Ce qui fait dire au Pr Delfraissy que « tout doit être fait pour essayer de convaincre en expliquant et en passant du temps ; avant, s’il le faut, de contraindre », comme cela a pu être fait lors de la pandémie.
Éducation et vaccination sont fortement liées. Si « construire la confiance n’est pas une affaire simple, surtout auprès des personnes défavorisées », « l’école est un gage de confiance et de routinisation de la vaccination », estime le Pr Fischer. Pour celui qui a participé à la concertation citoyenne sur l’obligation vaccinale pour les nourrissons en 2018, l’école reste le talon d’Achille en France. « Les pays qui vaccinent le mieux sont ceux qui le font à l’école ; il existe une corrélation directe, quel que soit le niveau socio-économique », met-il en avant, estimant que la vaccination est « un reflet de la qualité de la politique de santé publique, en crise et hors crise ».

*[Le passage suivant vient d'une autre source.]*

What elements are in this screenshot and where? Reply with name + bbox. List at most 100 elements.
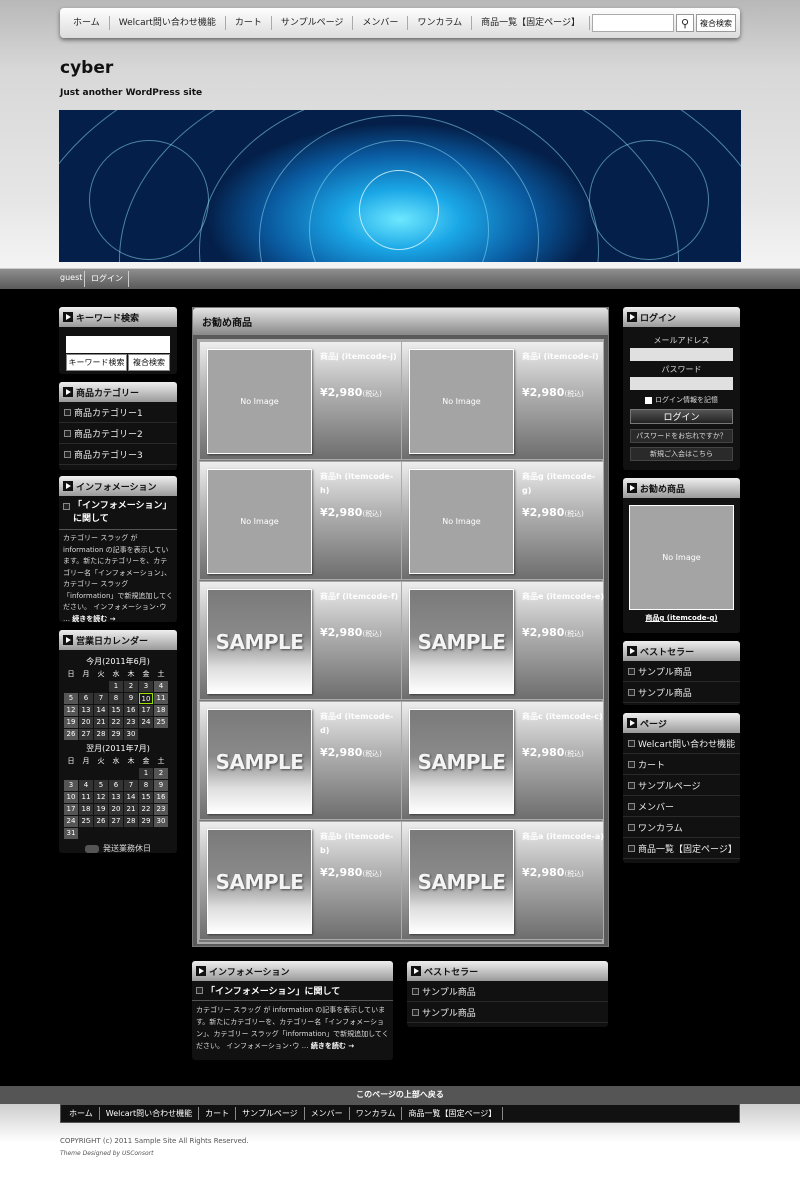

(1) J. Lazarus et al., Nat Med, 2024. 30, 1559–1563
La vaccination, une mesure coût-efficace
« La vaccination est l’intervention de santé publique la plus coût-efficace », souligne l’économiste de la santé Frédéric Bizard, ajoutant que « c’est la seule dépense de santé qui augmente la richesse ». C’est particulièrement vrai dans les pays pauvres, où « chaque dollar investi dans la vaccination en rapporte 44 », illustre-t-il. Dans les pays développés, c'est aussi un retour sur investissement. Et Frédéric Bizard de citer l'exemple du Royaume-Uni, où chaque livre investie dans la vaccination en rapporte 34, versus 14 pour toute autre action de santé publique. La vaccination augmente les gains de productivité, avec une force de travail en meilleure santé, et baisse les coûts liés aux affections de longue durée.